Combination of niclosamide and erlotinib to treat lung, head, and neck cancers as well as overcome resistance to alternative treatments.
- Anti-cancer treatment combines two existing and approved therapeutics.
- Effective cancer treatment for erlotinib resistant patients.
Although epidermal growth factor receptor (EGFR) tyrosine kinase inhibitors (TKIs) are effective anti-cancer agents, a recent emergence of resistance to these therapies is a major clinical problem. The majority of patients with EGFR-mutant advanced non-small cell lung cancer (NSCLC) show an initial response to these inhibitors but after approximately a year, resistance develops and efficacy decreases significantly.

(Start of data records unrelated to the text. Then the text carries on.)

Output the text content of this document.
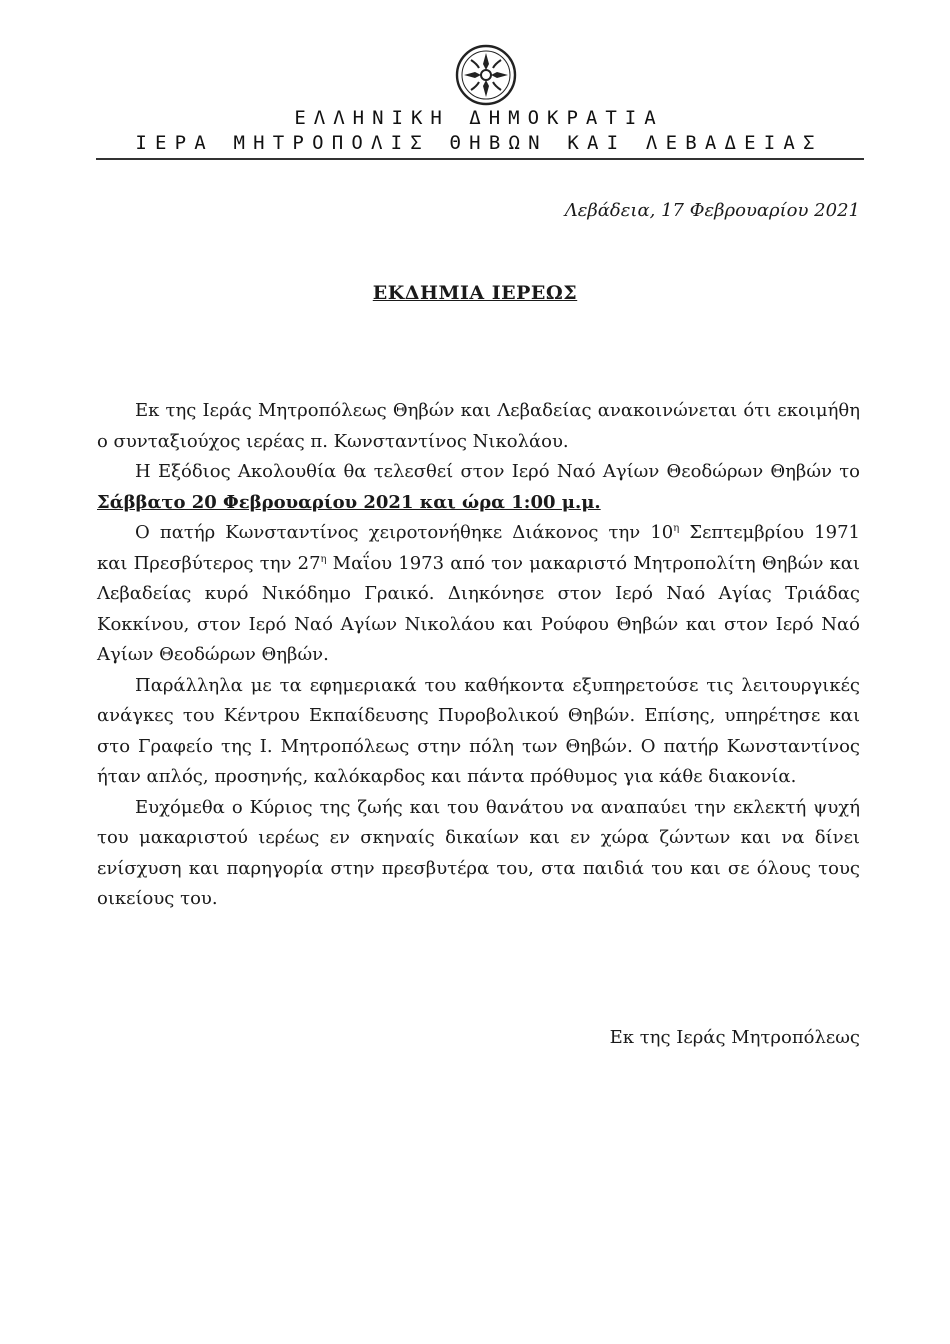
ΕΛΛΗΝΙΚΗ ΔΗΜΟΚΡΑΤΙΑ
ΙΕΡΑ ΜΗΤΡΟΠΟΛΙΣ ΘΗΒΩΝ ΚΑΙ ΛΕΒΑΔΕΙΑΣ
Λεβάδεια, 17 Φεβρουαρίου 2021
ΕΚΔΗΜΙΑ ΙΕΡΕΩΣ

Εκ της Ιεράς Μητροπόλεως Θηβών και Λεβαδείας ανακοινώνεται ότι εκοιμήθη ο συνταξιούχος ιερέας π. Κωνσταντίνος Νικολάου.

Η Εξόδιος Ακολουθία θα τελεσθεί στον Ιερό Ναό Αγίων Θεοδώρων Θηβών το Σάββατο 20 Φεβρουαρίου 2021 και ώρα 1:00 μ.μ.

Ο πατήρ Κωνσταντίνος χειροτονήθηκε Διάκονος την $10^\eta$ Σεπτεμβρίου 1971 και Πρεσβύτερος την $27^\eta$ Μαΐου 1973 από τον μακαριστό Μητροπολίτη Θηβών και Λεβαδείας κυρό Νικόδημο Γραικό. Διηκόνησε στον Ιερό Ναό Αγίας Τριάδας Κοκκίνου, στον Ιερό Ναό Αγίων Νικολάου και Ρούφου Θηβών και στον Ιερό Ναό Αγίων Θεοδώρων Θηβών.

Παράλληλα με τα εφημεριακά του καθήκοντα εξυπηρετούσε τις λειτουργικές ανάγκες του Κέντρου Εκπαίδευσης Πυροβολικού Θηβών. Επίσης, υπηρέτησε και στο Γραφείο της Ι. Μητροπόλεως στην πόλη των Θηβών. Ο πατήρ Κωνσταντίνος ήταν απλός, προσηνής, καλόκαρδος και πάντα πρόθυμος για κάθε διακονία.

Ευχόμεθα ο Κύριος της ζωής και του θανάτου να αναπαύει την εκλεκτή ψυχή του μακαριστού ιερέως εν σκηναίς δικαίων και εν χώρα ζώντων και να δίνει ενίσχυση και παρηγορία στην πρεσβυτέρα του, στα παιδιά του και σε όλους τους οικείους του.

Εκ της Ιεράς Μητροπόλεως
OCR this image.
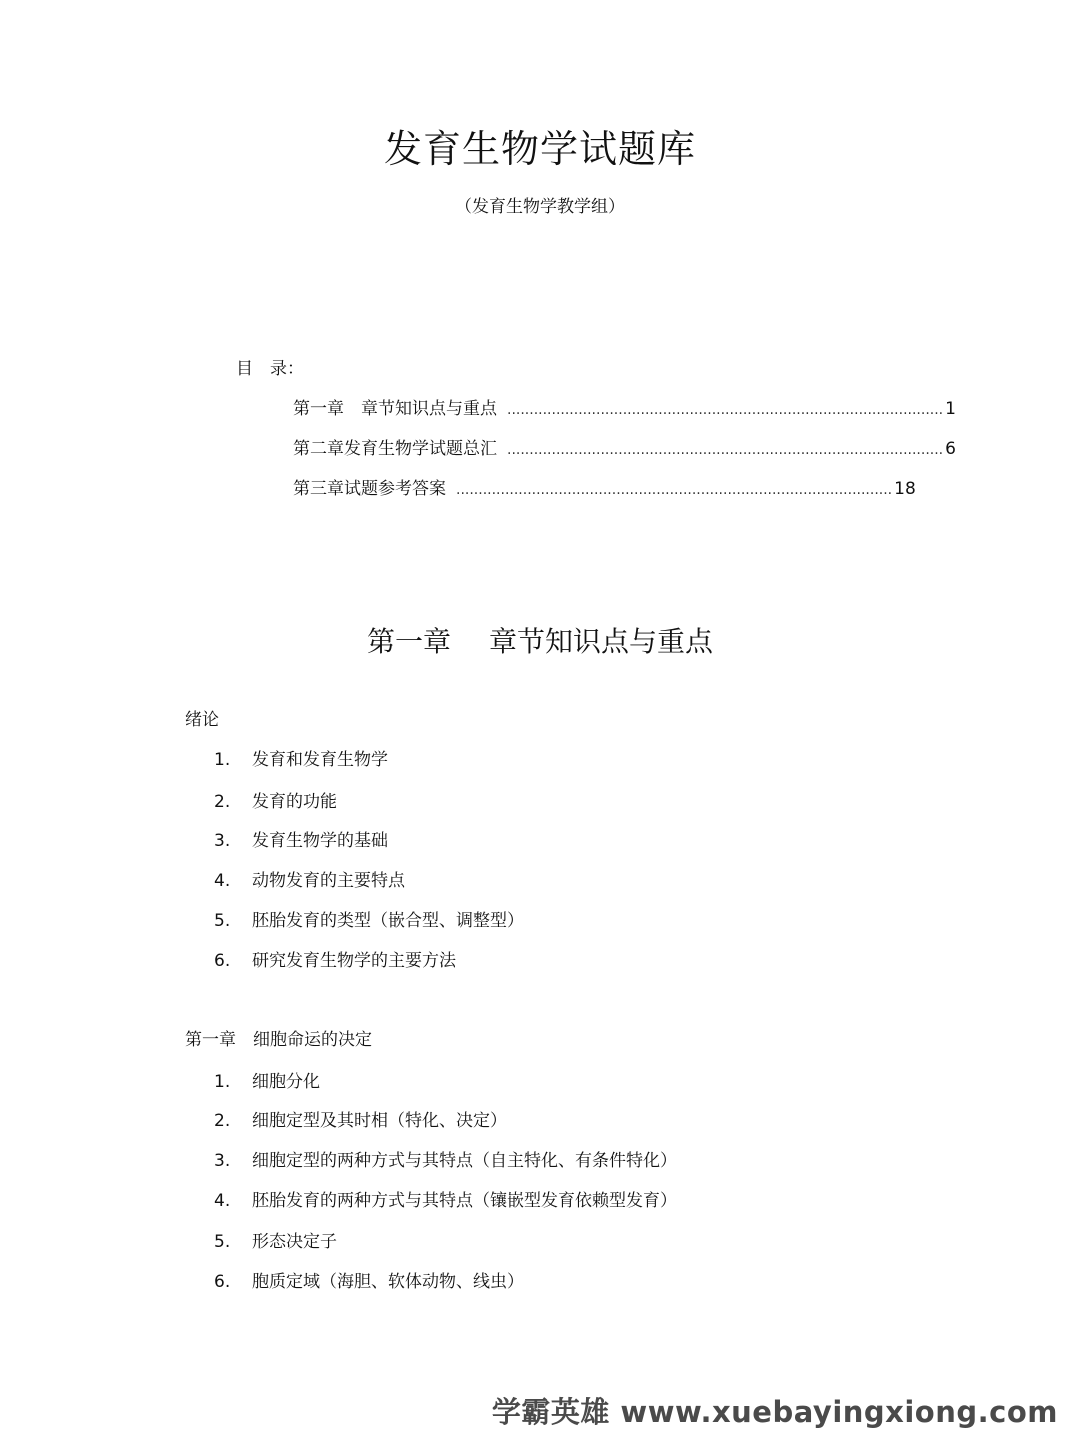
发育生物学试题库
（发育生物学教学组）
目　录：
第一章 　章节知识点与重点 .................................................................................................. 1
第二章 发育生物学试题总汇 .................................................................................................. 6
第三章 试题参考答案 .................................................................................................. 18
第一章 章节知识点与重点
绪论
1. 发育和发育生物学
2. 发育的功能
3. 发育生物学的基础
4. 动物发育的主要特点
5. 胚胎发育的类型（嵌合型、调整型）
6. 研究发育生物学的主要方法
第一章　细胞命运的决定
1. 细胞分化
2. 细胞定型及其时相（特化、决定）
3. 细胞定型的两种方式与其特点（自主特化、有条件特化）
4. 胚胎发育的两种方式与其特点（镶嵌型发育依赖型发育）
5. 形态决定子
6. 胞质定域（海胆、软体动物、线虫）
学霸英雄 www.xuebayingxiong.com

EGFR tyrosine kinase inhibitors such as erlotinib and gefitinib, are effective treatments for NSCLC; however these therapies lose efficacy over time. Emory researchers have found that erlotinib enhances phosphorylation of STAT3, a transcription factor that mediates the expression of a variety of genes in response to cell stimuli and plays a role in cell growth and apoptosis. This STAT3 phosphorylation increases STAT3 activation which leads to elevated levels of Bcl2/Bcl-XL, a survival signal linked to cancer, at both the mRNA and protein level, and the consequent loss of erlotinib sensitivity. To address this sensitivity loss, a potent STAT3 inhibitor, niclosamide, can be used in combination with erlotinib to block STAT3 phosphorylation and the resulting transcriptional activity. In this way, niclosamide would block erlotinib-induced activation of the STAT3/Bcl2/Bcl-XL survival pathway in lung cancer cells and lead to the reversal of erlotinib resistance in vitro and in vivo.
- In vitro treatment of cells with niclosamide blocks erlotinib-induced activation of STAT3/Bcl2/Bcl-XL and reverses erlotinib resistance.
- Combination treatment of erlotinib and niclosamide overcomes acquired erlotinib resistance in vivo in a xenograft mouse model of cancer.